It seems that in the EU, an issue is never really dead and buried. Look at the constitution, for example. The Austrian presidency of the EU is now trying to revive this discredited document from its coma. We thought the French and the Dutch had killed it off - and many EU politicians will admit as much in private - but there are plenty of people who want to keep their vision of the EU's future alive.
We now have the same situation with the EU's budget for 2007-2013. This hugely controversial dossier goes by the seemingly innocuous name of 'Financial Perspectives'. No-one was ever suggesting that the budget as an issue would disappear after last December's summit of EU leaders. But the European Parliament's decision to reject the Council's compromise means that the budget will remain the foremost bone of contention in the EU, at least for the duration of the Austrian presidency.

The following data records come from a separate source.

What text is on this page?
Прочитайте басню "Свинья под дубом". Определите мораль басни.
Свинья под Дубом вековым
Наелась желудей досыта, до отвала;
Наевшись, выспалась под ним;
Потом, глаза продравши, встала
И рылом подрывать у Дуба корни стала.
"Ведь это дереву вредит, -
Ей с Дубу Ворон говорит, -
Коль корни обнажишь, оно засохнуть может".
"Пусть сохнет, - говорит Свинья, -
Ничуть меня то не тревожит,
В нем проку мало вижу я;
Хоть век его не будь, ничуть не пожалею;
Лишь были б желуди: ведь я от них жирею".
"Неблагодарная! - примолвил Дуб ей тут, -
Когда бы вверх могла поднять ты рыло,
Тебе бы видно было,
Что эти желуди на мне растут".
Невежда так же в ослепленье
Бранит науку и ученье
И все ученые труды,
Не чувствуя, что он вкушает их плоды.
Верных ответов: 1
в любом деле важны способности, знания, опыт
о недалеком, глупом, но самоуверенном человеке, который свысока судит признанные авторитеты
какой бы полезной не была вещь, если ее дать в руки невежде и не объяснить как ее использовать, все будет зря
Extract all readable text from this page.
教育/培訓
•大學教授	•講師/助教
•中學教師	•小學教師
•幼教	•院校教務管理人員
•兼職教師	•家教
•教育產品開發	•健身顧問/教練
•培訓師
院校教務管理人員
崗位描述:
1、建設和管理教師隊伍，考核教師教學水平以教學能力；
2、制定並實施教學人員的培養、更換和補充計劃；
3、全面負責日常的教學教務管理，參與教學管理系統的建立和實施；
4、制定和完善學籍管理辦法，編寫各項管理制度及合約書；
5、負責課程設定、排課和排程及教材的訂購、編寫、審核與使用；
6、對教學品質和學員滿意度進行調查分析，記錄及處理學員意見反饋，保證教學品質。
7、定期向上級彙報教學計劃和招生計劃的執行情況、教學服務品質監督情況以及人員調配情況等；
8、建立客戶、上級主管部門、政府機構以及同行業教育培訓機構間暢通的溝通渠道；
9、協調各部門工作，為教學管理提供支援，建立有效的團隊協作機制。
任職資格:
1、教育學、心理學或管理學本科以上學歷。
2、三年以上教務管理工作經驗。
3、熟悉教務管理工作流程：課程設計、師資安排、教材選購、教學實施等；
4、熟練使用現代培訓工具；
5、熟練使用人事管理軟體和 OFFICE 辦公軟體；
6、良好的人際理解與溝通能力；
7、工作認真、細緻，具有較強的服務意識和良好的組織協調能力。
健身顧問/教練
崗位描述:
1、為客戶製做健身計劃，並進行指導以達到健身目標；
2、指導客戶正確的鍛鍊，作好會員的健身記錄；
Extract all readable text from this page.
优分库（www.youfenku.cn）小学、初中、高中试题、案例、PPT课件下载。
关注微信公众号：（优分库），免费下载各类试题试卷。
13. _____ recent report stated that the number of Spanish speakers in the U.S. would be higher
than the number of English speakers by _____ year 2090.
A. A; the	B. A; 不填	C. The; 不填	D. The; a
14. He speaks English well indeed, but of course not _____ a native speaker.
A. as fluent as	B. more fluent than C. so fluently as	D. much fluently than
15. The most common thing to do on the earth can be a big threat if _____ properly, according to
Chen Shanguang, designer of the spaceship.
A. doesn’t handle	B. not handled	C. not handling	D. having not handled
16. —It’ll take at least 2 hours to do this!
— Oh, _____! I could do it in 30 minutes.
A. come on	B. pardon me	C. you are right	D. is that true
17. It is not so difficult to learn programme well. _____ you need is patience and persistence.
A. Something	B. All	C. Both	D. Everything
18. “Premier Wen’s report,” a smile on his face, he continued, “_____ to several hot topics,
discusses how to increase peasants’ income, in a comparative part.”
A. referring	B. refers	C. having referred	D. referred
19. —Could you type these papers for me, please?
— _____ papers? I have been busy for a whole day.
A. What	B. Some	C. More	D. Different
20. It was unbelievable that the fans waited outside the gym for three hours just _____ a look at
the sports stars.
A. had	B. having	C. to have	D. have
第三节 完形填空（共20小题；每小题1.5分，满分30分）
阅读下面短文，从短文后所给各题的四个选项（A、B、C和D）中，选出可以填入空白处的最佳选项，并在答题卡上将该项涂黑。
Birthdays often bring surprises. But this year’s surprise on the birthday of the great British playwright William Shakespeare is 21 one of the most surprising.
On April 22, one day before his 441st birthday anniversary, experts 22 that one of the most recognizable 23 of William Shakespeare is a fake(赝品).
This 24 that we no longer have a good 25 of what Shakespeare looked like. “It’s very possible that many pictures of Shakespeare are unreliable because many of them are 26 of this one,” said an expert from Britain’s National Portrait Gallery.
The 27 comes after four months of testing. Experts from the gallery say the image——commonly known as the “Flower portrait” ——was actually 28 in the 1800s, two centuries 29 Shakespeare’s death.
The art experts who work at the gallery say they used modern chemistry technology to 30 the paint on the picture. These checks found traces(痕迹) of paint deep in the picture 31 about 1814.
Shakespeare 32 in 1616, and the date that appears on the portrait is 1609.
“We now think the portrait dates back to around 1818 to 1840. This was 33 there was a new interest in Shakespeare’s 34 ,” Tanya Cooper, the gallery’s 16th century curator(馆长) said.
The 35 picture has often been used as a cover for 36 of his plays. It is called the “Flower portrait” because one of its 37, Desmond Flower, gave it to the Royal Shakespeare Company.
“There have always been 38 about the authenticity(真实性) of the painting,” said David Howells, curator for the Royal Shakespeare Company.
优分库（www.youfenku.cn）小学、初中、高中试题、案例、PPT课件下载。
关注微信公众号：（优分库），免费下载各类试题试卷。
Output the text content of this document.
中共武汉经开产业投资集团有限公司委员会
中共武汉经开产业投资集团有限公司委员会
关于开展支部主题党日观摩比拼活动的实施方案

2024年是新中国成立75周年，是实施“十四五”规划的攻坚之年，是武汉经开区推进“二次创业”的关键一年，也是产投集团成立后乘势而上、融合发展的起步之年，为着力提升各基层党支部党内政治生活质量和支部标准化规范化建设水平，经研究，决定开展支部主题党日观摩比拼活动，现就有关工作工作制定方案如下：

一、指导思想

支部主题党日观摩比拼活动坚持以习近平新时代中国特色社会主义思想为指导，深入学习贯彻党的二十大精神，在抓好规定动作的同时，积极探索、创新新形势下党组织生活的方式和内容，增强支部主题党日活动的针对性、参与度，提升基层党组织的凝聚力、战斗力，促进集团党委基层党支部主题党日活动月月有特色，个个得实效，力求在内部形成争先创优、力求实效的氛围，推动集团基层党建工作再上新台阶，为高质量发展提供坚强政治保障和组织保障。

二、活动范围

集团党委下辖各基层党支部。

The deal cobbled together at the December summit - under the leadership of British Prime Minister Tony Blair - has come in for a fair amount of criticism. In a sense, we could not have expected anything less. The agreement was the result of hours of horse-trading and tense behind-the-scenes negotiations. You can't please everyone all the time when the national interests of 25 member states are at stake. There were good bits and bad bits.
One of the bad bits was Mr Blair's surrender of part of the British budget rebate, secured by Conservative Prime Minister Margaret Thatcher in 1984. He repeatedly assured us that the rebate was not up for negotiation. Then he said it would only be on the table in exchange for reform of the Common Agricultural Policy (CAP). That was a brazenly opportunist strategy given that he was fully complicit in the 2002 Franco-German stitch-up which fixed farm spending until 2013. So CAP reform was never a possibility.
Surrendering part of the rebate was therefore totally unjustified and will cost British taxpayers an extra €10 billion over the seven-year budget period. The rebate exists for a reason. If you remove the reason for its existence, it stands to reason that you should also remove the rebate. In a sense, the rebate exists as a monument to the EU's inability to transform its budgetary regime.
I and my fellow Conservative MEPs also wanted spending to be limited to one per cent of gross national income (GNI). One of the positive aspects of the budget deal is that by 2013 the budget is predicted to fall to this totemic figure. But EU leaders could have been more ambitious and insisted on this limit immediately. We always argued that it is possible to have a smaller budget and boost funding for certain projects - like structural funds in new member states, or research and development which would give industry and jobs a much needed boost.
On the other side of the argument, many MEPs appear to think that the budget deal is not ambitious enough. They want to return to the Commission's proposal, which was to spend 1.24 per cent of GNI - an increase of some €110 billion on the summit deal. During the January plenary session in Strasbourg, the European Parliament rejected the Council's position and gave notice that it would drive a hard bargain in negotiations over the next few months.
There are elements of the Parliament's position that I can support. I think MEPs should be consulted more and have a greater role in the budgetary process. I think a review of the spending programme in 2008 is an essential part of making sure taxpayers' money is put to good use. I support making national governments more accountable for EU money they disburse - a move which would impose rigour and discipline. The British presidency of the EU under Tony Blair made no attempt to address this perennial problem, which has been of increasing concern to the EU Court of Auditors.
But the majority of MEPs seem to think greater centralisation of spending is the way to go, which is something I can't agree with. The Parliament, in resolution on the Financial Perspectives, also made a thinly-veiled attack on what remains of the British budget rebate: once again, putting the cart before the horse. And boosting the budget by €110 billion is a convenient way of avoiding the big issues - tackling waste and mismanagement in the EU, developing new ideas about agricultural policy and cutting red tape to remove crippling costs from business.
As usual, MEPs can agree on only one thing - to disagree. The run-up to May, when the Financial Perspectives dossier returns to the European Parliament, promises to be turbulent.